Stage 3 was centered on quantitative assessment of monomer and oligomers in buffered protein solutions, further optimisation and validation of the sensing platform. The aptasensor for lysozyme was optimised to achieve maximum sensitivity (detection limit of 2.4 nM) and for detecting lysozyme in real samples (wines were chosen due to the importance of detecting allergenic lysozyme that can be present in them). The aptasensor-based method was validated by comparison with a chromatographic procedure. Next, production of stable solutions of lysozyme oligomers was performed via cross-linking (using dimethyl suberimidate). After chromatographic separation and purification, the oligomers were tested by SDS-PAGE and MALDI-TOF and the identities of a lysozyme dimer and a trimer were confirmed. The binding of lysozyme monomer and dimer to the immobilized aptamer in the previously developed aptasensor was characterized by determining the kinetic constants and performing calibrations. Importantly, further optimisation allowed the possibility to detect, when analyzing with the aptasensor binary mixtures, 0.1% lysozyme dimer in a monomer solution, without separation. Stage 4 focussed on the study of aggregation progress and evaluation of commercial formulations. The studies have been focussed on lysozyme. The dimer was chosen as the main marker of lysozyme aggregation, due to the fragile nature of the aggregates, bound mostly by physical bonds, as evident in SDS-PAGE and Size Exclusion Chromatography studies. The aggregation process of lysozyme was further monitored using both the classic methods developed in the first stage of the project and also using the SPR aptasensor, optimised for the detection of lysozyme dimer. The project demonstrated that the aptasensor can be used as a sensitive tool to determine the formation and dynamics of lysozyme dimer and higher oligomers. The developed method can be applied in the future for therapeutic proteins/peptides, for which specific biorecognition elements exist.

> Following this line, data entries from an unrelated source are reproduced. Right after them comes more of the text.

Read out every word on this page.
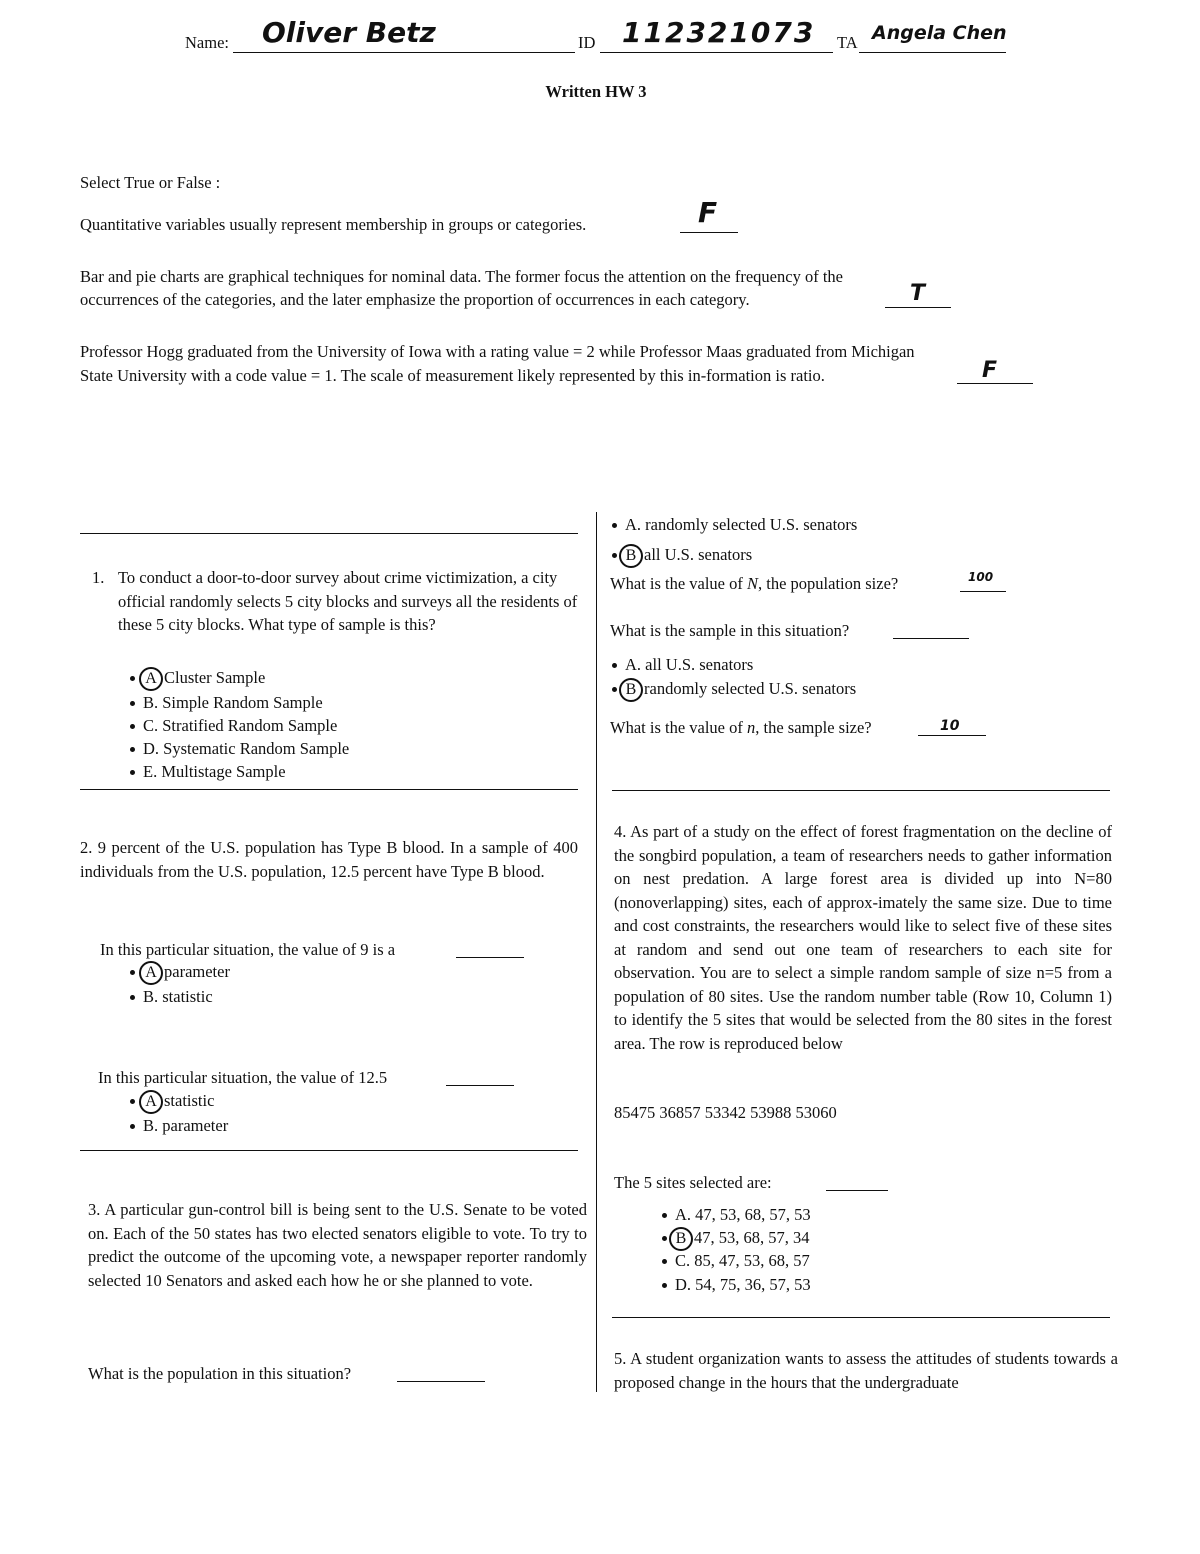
Name: Oliver Betz	ID 112321073 TA Angela Chen
Written HW 3
Select True or False :
Quantitative variables usually represent membership in groups or categories.	F
Bar and pie charts are graphical techniques for nominal data. The former focus the attention on the frequency of the
occurrences of the categories, and the later emphasize the proportion of occurrences in each category.	T
Professor Hogg graduated from the University of Iowa with a rating value = 2 while Professor Maas graduated from Michigan
State University with a code value = 1. The scale of measurement likely represented by this in-formation is ratio.	F
1. To conduct a door-to-door survey about crime victimization, a city official randomly selects 5 city blocks and surveys all the residents of these 5 city blocks. What type of sample is this?
A Cluster Sample
B. Simple Random Sample
C. Stratified Random Sample
D. Systematic Random Sample
E. Multistage Sample
2. 9 percent of the U.S. population has Type B blood. In a sample of 400 individuals from the U.S. population, 12.5 percent have Type B blood.
In this particular situation, the value of 9 is a
A parameter
B. statistic
In this particular situation, the value of 12.5
A statistic
B. parameter
3. A particular gun-control bill is being sent to the U.S. Senate to be voted on. Each of the 50 states has two elected senators eligible to vote. To try to predict the outcome of the upcoming vote, a newspaper reporter randomly selected 10 Senators and asked each how he or she planned to vote.
What is the population in this situation?
A. randomly selected U.S. senators
B all U.S. senators
What is the value of N, the population size?	100
What is the sample in this situation?
A. all U.S. senators
B randomly selected U.S. senators
What is the value of n, the sample size?	10
4. As part of a study on the effect of forest fragmentation on the decline of the songbird population, a team of researchers needs to gather information on nest predation. A large forest area is divided up into N=80 (nonoverlapping) sites, each of approx-imately the same size. Due to time and cost constraints, the researchers would like to select five of these sites at random and send out one team of researchers to each site for observation. You are to select a simple random sample of size n=5 from a population of 80 sites. Use the random number table (Row 10, Column 1) to identify the 5 sites that would be selected from the 80 sites in the forest area. The row is reproduced below
85475 36857 53342 53988 53060
The 5 sites selected are:
A. 47, 53, 68, 57, 53
B 47, 53, 68, 57, 34
C. 85, 47, 53, 68, 57
D. 54, 75, 36, 57, 53
5. A student organization wants to assess the attitudes of students towards a proposed change in the hours that the undergraduate
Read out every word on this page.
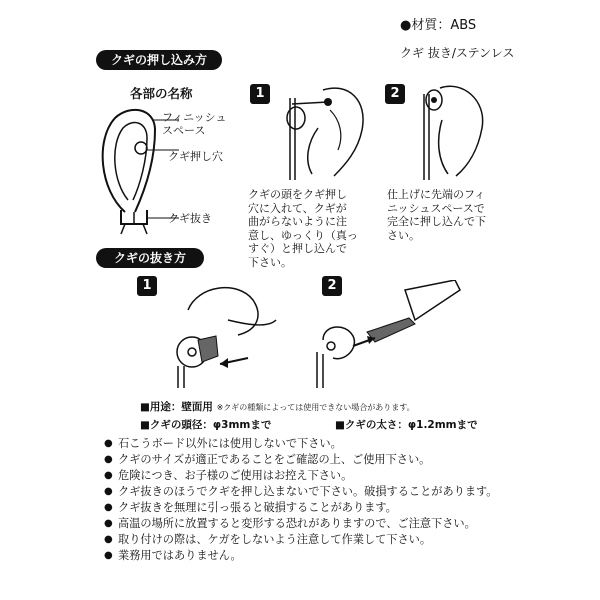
●材質：ABS
クギ 抜き/ステンレス
クギの押し込み方
各部の名称
フィニッシュ
スペース
クギ押し穴
クギ抜き
1
クギの頭をクギ押し
穴に入れて、クギが
曲がらないように注
意し、ゆっくり（真っ
すぐ）と押し込んで
下さい。
2
仕上げに先端のフィ
ニッシュスペースで
完全に押し込んで下
さい。
クギの抜き方
1	2
■用途：壁面用 ※クギの種類によっては使用できない場合があります。
■クギの頭径：φ3mmまで	■クギの太さ：φ1.2mmまで
● 石こうボード以外には使用しないで下さい。
● クギのサイズが適正であることをご確認の上、ご使用下さい。
● 危険につき、お子様のご使用はお控え下さい。
● クギ抜きのほうでクギを押し込まないで下さい。破損することがあります。
● クギ抜きを無理に引っ張ると破損することがあります。
● 高温の場所に放置すると変形する恐れがありますので、ご注意下さい。
● 取り付けの際は、ケガをしないよう注意して作業して下さい。
● 業務用ではありません。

The results obtained in PROARGUS project have been published in 6 papers, in one book chapter, and presented in 4 oral communications and 2 posters at international conferences. The multidisciplinary approach in PROARGUS allowed the researcher and the host institution to establish new collaborations with researchers in Romania, France and Canada. The successful re-integration of the Researcher in the European research environment as result of PROARGUS project is further substantiated by active involvement of the fellow in the initiation and fulfillment of research projects. Notably, 1 national project supporting the establishment of fellows’ research team, 1 collaborative project, intended to minimize the gap between lab research and real industrial applications and 1 bilateral (Romania-France) project were initiated and managed by the Researcher in the last 4 years. Moreover, the PROARGUS project provided the perfect framework to initiate and strengthen the collaborative network of the fellow, which materialized in 3 European grant applications in whose preparation she was involved.